The dissolution time (t_dis) of clusters in a tidal field does not scale with the ``classical expression for the relaxation time. First, the scaling with N, and hence cluster mass, is shallower due to the finite escape time of stars. Secondly, the cluster half-mass radius is of little importance. This is due to a balance between the relative tidal field strength and internal relaxation, which have an opposite effect on t_dis, but of similar magnitude. When external perturbations, such as encounters with giant molecular clouds (GMC) are important, t_dis for an individual cluster depends strongly on radius. The mean dissolution time for a population of clusters, however, scales in the same way with mass as for the tidal field, due to the weak dependence of radius on mass.

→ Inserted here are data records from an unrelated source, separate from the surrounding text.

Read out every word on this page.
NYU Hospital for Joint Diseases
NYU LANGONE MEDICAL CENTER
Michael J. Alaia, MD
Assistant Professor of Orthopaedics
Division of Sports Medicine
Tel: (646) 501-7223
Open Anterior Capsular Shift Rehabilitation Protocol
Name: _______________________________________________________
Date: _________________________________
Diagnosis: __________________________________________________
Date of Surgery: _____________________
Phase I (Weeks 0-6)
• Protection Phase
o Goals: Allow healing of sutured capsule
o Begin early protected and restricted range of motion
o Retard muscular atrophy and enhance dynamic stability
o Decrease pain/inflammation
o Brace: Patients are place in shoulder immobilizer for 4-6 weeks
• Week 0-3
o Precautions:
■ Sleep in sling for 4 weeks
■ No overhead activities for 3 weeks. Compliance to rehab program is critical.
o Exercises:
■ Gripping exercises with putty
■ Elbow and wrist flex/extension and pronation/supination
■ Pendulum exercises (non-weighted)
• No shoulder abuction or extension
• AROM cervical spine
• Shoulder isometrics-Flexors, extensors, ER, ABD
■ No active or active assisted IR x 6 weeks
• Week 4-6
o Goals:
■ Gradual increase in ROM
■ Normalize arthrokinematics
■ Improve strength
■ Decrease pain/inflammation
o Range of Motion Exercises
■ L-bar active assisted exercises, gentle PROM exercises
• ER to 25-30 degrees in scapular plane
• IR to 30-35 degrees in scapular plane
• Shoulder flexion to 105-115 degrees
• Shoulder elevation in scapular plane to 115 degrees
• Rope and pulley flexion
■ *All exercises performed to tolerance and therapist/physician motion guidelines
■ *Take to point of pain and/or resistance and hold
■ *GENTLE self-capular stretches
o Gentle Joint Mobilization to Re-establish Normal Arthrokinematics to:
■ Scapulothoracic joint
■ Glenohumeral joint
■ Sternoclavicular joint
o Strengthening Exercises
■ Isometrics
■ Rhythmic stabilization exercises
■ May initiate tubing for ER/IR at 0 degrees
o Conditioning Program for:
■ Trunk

The environmental parameters that determine t_dis are the tidal field strength and the density of molecular gas. We compare the empirically derived t_dis of clusters in six galaxies to theoretical predictions and argue that encounters with GMCs are the dominant destruction mechanism. Finally, we discuss a number of pitfalls in the derivations of t_dis from observations, such as incompleteness, with the cluster system of the SMC as particular example.